The amount of people this campaign killed isn’t clear. The number is anywhere between 50,000 and 150,000. Regardless of the death toll, the terror of the bombing traumatized a generation.

One Khmer Rouge member described how villagers sometimes “literally shit in their pants when the big bombs and shells came” and were left shell-shocked. “Even though the shelling had stopped,” he said, “they couldn’t hold down a meal.” Another described how bombs would incinerate villagers in their own homes before they could escape, and how the bombing “engulfed the forests.”

Like the debt today’s Cambodians never signed up for, the remnants of a war they never fought continue to devastate the country. Sixty-four thousand Cambodians have been killed by unexploded ordnance since 1979, most of it land mines, rockets, and bombs left over from the civil war.

Nixon’s ghastly bombing campaign was also a direct cause of the rise of the Khmer Rouge and, consequently, the Cambodian genocide.

According to Kiernan, “Pol Pot’s regime could not have come to power without the massive economic and military destabilization of Cambodia by the United States,” which used the devastation caused by the bombing to both recruit members and justify their murderous policies.

As the aforementioned Khmer Rouge member explained years later, the US bombing was central to their propaganda:

Every time after there had been a bombing, they would take people to see the craters, to see how big and deep the craters were … And the political education cadres would pick up pieces of shrapnel and these slabs of metal that had been part of the bomb casings to show them to the people … They would say that the purpose of the bombing was to completely destroy the country … to annihilate the population.

Once in power, the Khmer Rouge would go on to kill anywhere between 1.2 million and 2.8 million people.

In the face of all this, insisting that Cambodia continue to pay back half a billion dollars to the United States is repugnant on a number of levels, if not exactly a new tactic in the Western world. France famously crippled the world’s first black republic by demanding (at gunpoint) in 1825 that Haiti compensate the French for its own independence and liberation from French slavery to the tune of 150 million francs — a debt France only cancelled 185 years later, following the 2010 earthquake.

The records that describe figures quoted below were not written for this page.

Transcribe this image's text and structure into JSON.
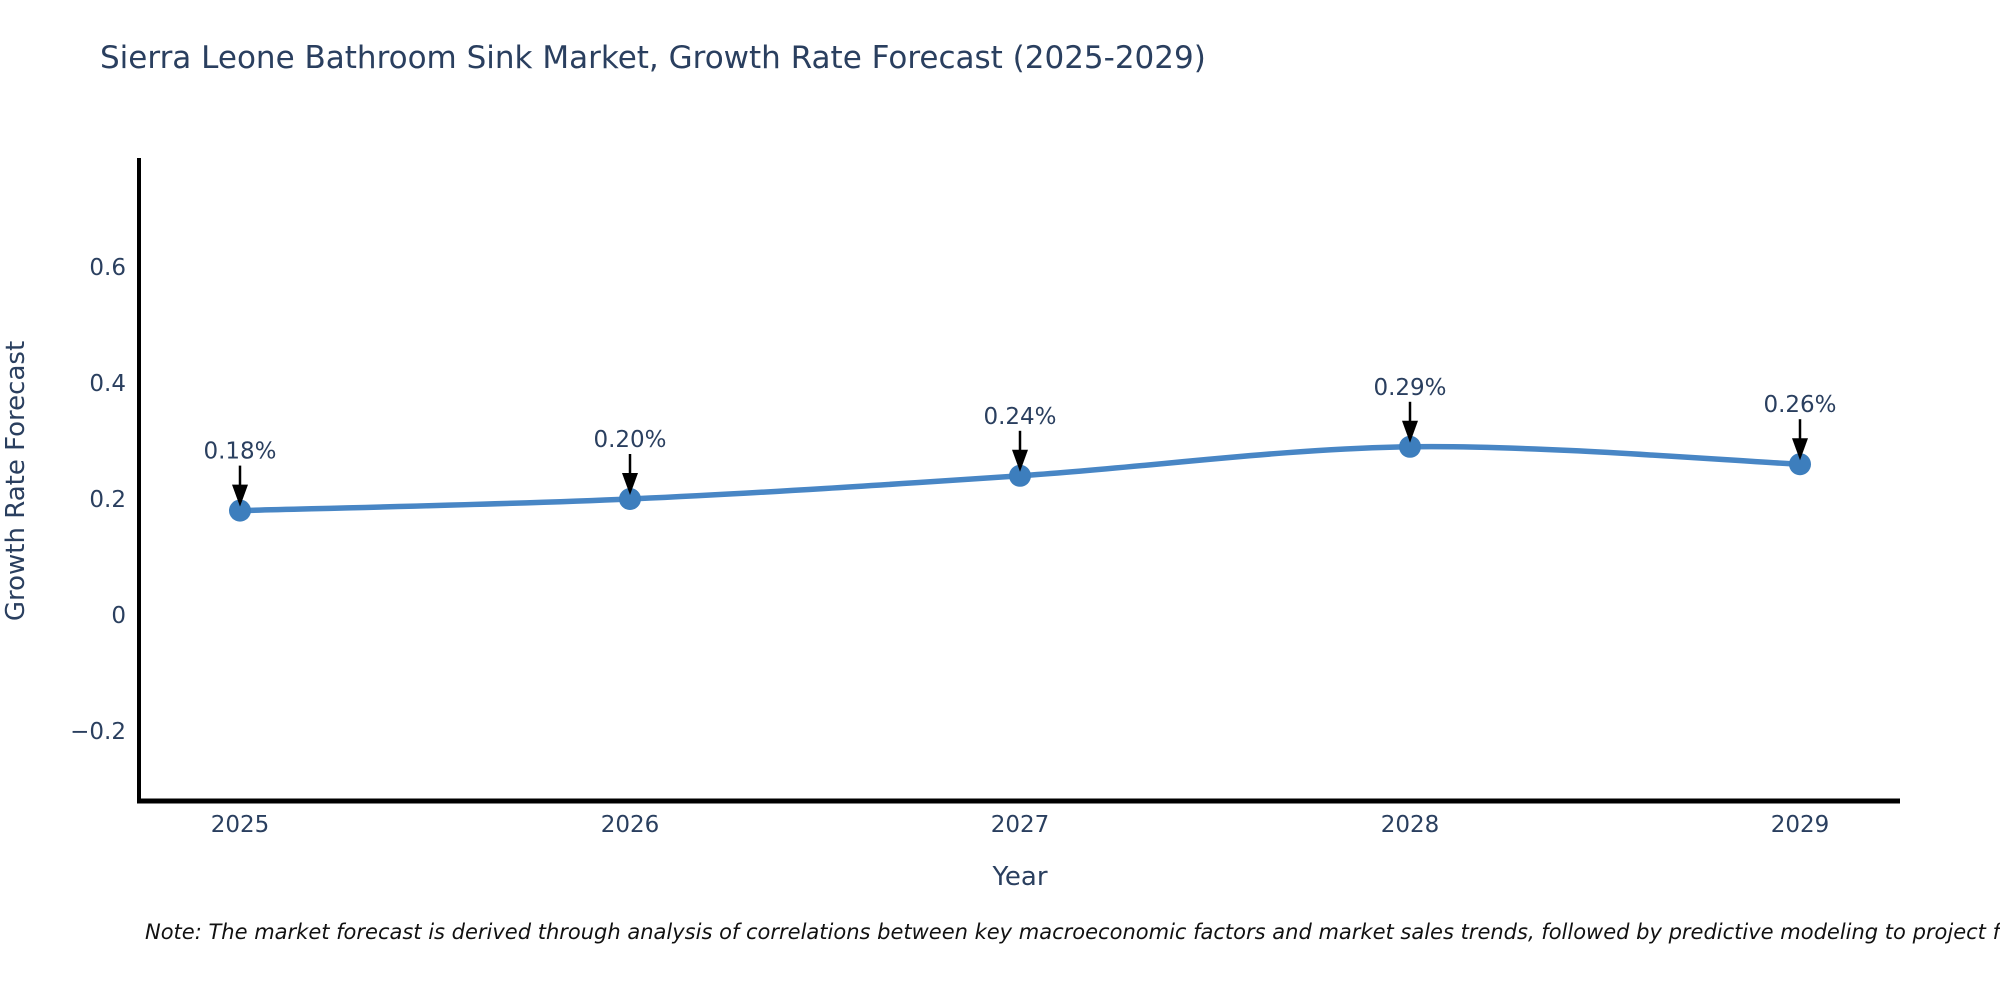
{
  "title": "Sierra Leone Bathroom Sink Market, Growth Rate Forecast (2025-2029)",
  "note": "Note: The market forecast is derived through analysis of correlations between key macroeconomic factors and market sales trends, followed by predictive modeling to project future sales.",
  "chart_data": {
    "type": "line",
    "title": "Sierra Leone Bathroom Sink Market, Growth Rate Forecast (2025-2029)",
    "xlabel": "Year",
    "ylabel": "Growth Rate Forecast",
    "x": [
      2025,
      2026,
      2027,
      2028,
      2029
    ],
    "y": [
      0.18,
      0.2,
      0.24,
      0.29,
      0.26
    ],
    "point_labels": [
      "0.18%",
      "0.20%",
      "0.24%",
      "0.29%",
      "0.26%"
    ],
    "xtick_labels": [
      "2025",
      "2026",
      "2027",
      "2028",
      "2029"
    ],
    "yticks": [
      0.6,
      0.4,
      0.2,
      0,
      -0.2
    ],
    "ytick_labels": [
      "0.6",
      "0.4",
      "0.2",
      "0",
      "−0.2"
    ],
    "ylim": [
      -0.32,
      0.784
    ],
    "grid": false,
    "legend": false,
    "line_shape": "spline",
    "colors": {
      "line": "#4886c5",
      "marker": "#3d7ebd",
      "axis": "#000000",
      "text": "#2a3f5f",
      "annotation_arrow": "#000000",
      "background": "#ffffff"
    }
  }
}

There’s ample precedent for the United States to simply forgive the debt now. In 2004, the Bush administration happily cancelled the entire $4.1 billion (eight times the Cambodian sum) that Iraq owed the United States, going well above the 80 percent Iraq’s other creditors committed to forgiving.

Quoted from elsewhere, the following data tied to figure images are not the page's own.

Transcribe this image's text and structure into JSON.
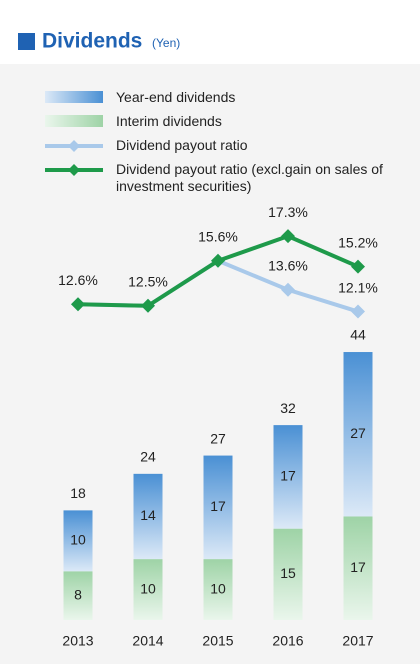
{
  "chart_data": {
    "type": "bar",
    "title": "Dividends",
    "unit": "(Yen)",
    "categories": [
      "2013",
      "2014",
      "2015",
      "2016",
      "2017"
    ],
    "totals": [
      18,
      24,
      27,
      32,
      44
    ],
    "series": [
      {
        "name": "Year-end dividends",
        "kind": "bar",
        "color": "#4a90d4",
        "values": [
          10,
          14,
          17,
          17,
          27
        ]
      },
      {
        "name": "Interim dividends",
        "kind": "bar",
        "color": "#9ed3a6",
        "values": [
          8,
          10,
          10,
          15,
          17
        ]
      },
      {
        "name": "Dividend payout ratio",
        "kind": "line",
        "color": "#a9c9ea",
        "values": [
          12.6,
          12.5,
          15.6,
          13.6,
          12.1
        ],
        "value_labels": [
          null,
          null,
          null,
          "13.6%",
          "12.1%"
        ]
      },
      {
        "name": "Dividend payout ratio (excl.gain on sales of investment securities)",
        "kind": "line",
        "color": "#1e9a4a",
        "values": [
          12.6,
          12.5,
          15.6,
          17.3,
          15.2
        ],
        "value_labels": [
          "12.6%",
          "12.5%",
          "15.6%",
          "17.3%",
          "15.2%"
        ]
      }
    ]
  }
}
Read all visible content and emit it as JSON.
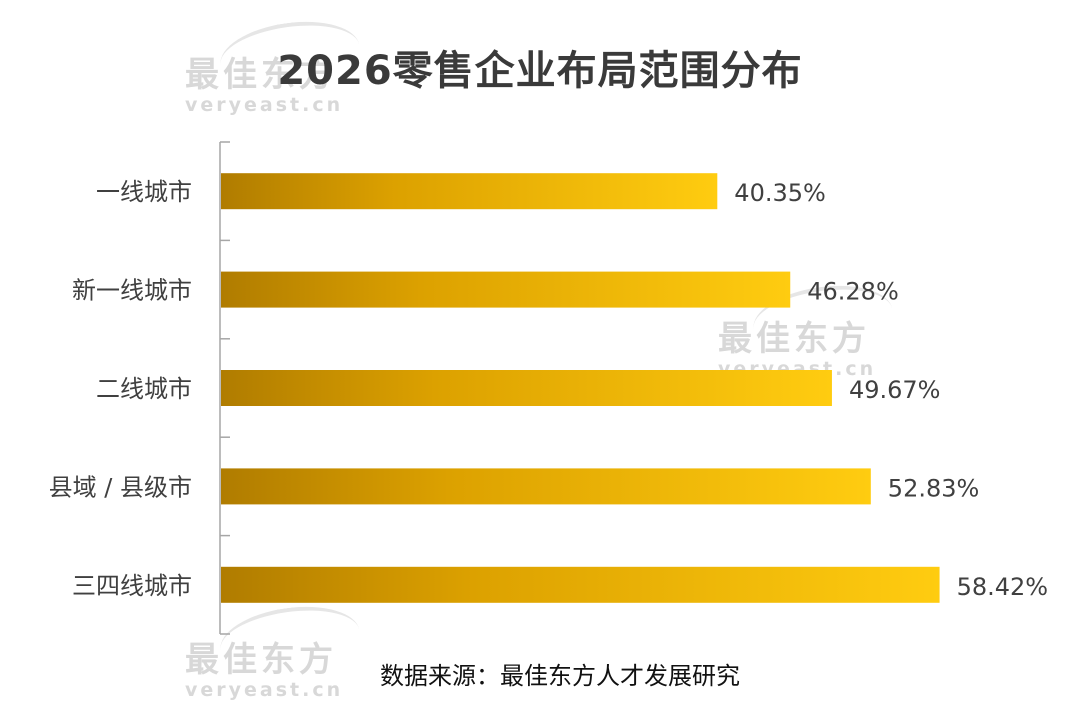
{
  "chart_data": {
    "type": "bar",
    "orientation": "horizontal",
    "title": "2026零售企业布局范围分布",
    "categories": [
      "一线城市",
      "新一线城市",
      "二线城市",
      "县域 / 县级市",
      "三四线城市"
    ],
    "values": [
      40.35,
      46.28,
      49.67,
      52.83,
      58.42
    ],
    "value_labels": [
      "40.35%",
      "46.28%",
      "49.67%",
      "52.83%",
      "58.42%"
    ],
    "xlabel": "",
    "ylabel": "",
    "grid": false,
    "legend": "none",
    "bar_color": "#f0b800"
  },
  "source": "数据来源：最佳东方人才发展研究",
  "watermark": {
    "cn": "最佳东方",
    "en": "veryeast.cn"
  }
}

“Lifting the crushing burden of the old regime’s debt is one of the most important contributions we can make to Iraq’s new beginning,” Colin Powell quite reasonably said at the time. (Though Bush’s debt forgiveness was also a Trojan Horse for the IMF to make a “structural adjustment” to the Iraqi economy.)

If the US government was really so loath to give up the money for “nothing,” it could always use the prospect of debt forgiveness as an incentive to nudge the Cambodian government into carrying out reforms in favor of democracy and political freedom, for instance, given that US policymakers are often expressing concern about its poor record in these respects. (Though, given the US track record on such reforms, any such encouragement should be looked at with an extremely skeptical eye.)

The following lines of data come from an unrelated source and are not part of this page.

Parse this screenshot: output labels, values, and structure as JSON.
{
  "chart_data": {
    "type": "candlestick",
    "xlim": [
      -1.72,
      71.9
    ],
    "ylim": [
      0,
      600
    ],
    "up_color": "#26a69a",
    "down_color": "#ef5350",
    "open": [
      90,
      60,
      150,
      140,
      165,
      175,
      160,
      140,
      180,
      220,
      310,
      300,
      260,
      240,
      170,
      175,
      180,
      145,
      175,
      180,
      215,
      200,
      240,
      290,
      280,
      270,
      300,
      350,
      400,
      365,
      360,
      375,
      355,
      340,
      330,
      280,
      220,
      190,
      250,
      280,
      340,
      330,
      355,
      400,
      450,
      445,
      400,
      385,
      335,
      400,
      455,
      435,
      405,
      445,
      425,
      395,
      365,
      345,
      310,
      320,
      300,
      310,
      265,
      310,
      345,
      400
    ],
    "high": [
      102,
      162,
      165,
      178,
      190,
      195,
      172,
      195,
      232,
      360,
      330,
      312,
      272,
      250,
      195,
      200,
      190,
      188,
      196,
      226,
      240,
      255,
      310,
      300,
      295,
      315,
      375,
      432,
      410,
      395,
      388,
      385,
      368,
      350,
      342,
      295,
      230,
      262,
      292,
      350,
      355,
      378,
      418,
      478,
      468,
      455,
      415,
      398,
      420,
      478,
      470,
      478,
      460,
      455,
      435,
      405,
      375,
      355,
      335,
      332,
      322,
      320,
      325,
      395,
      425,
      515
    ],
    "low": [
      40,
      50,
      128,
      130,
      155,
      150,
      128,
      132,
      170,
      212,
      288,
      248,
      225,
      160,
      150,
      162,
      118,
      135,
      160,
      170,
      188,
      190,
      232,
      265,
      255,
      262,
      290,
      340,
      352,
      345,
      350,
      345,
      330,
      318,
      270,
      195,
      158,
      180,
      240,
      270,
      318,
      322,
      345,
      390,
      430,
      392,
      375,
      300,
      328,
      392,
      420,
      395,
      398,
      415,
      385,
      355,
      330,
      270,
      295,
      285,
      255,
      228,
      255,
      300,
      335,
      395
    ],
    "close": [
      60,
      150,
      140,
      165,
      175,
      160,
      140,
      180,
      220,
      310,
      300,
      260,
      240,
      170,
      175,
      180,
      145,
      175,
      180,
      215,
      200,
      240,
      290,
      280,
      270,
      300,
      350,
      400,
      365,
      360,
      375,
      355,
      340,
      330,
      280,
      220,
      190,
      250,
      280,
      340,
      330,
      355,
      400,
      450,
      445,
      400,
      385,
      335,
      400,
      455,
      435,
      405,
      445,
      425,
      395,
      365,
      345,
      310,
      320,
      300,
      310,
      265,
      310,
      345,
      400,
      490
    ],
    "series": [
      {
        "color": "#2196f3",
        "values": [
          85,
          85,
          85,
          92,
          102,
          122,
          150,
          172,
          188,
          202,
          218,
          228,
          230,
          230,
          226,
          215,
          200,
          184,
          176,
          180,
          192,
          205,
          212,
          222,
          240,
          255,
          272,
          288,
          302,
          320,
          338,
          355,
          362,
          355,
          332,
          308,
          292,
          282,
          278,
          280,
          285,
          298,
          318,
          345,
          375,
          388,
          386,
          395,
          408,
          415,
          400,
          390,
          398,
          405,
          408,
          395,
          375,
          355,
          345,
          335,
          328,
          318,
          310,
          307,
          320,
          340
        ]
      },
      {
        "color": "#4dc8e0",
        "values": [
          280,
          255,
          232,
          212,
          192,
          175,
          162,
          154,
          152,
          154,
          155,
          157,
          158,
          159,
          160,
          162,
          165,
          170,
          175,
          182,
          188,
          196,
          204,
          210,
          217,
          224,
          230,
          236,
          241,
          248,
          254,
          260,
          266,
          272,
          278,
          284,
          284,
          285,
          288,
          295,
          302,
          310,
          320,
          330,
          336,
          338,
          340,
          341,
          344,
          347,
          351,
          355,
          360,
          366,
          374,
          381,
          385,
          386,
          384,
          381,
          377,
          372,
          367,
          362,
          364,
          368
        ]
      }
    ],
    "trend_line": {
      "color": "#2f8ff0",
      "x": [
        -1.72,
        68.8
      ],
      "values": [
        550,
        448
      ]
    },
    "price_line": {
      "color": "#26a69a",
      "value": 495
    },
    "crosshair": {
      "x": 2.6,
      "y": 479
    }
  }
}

Or, as journalist Elizabeth Becker (who covered the genocide in the 1970s) has suggested, it could redistribute the money to those affected by the bombings, or even refinance it for a worthy purpose like education. There’s precedent: The United States did the same with Vietnam’s debt, creating the Vietnam Education Fund in 1997, which refunded around 40 percent of Vietnam’s debt repayments.

More likely, however, the Trump administration will refuse to do anything but demand repayment for the debt lest it be accused of letting a foreign country rip off the United States, while succeeding administrations will continue to ignore Cambodia’s entreaties. If Haiti is anything to go by, we can expect the US government to do the right thing by around 2160.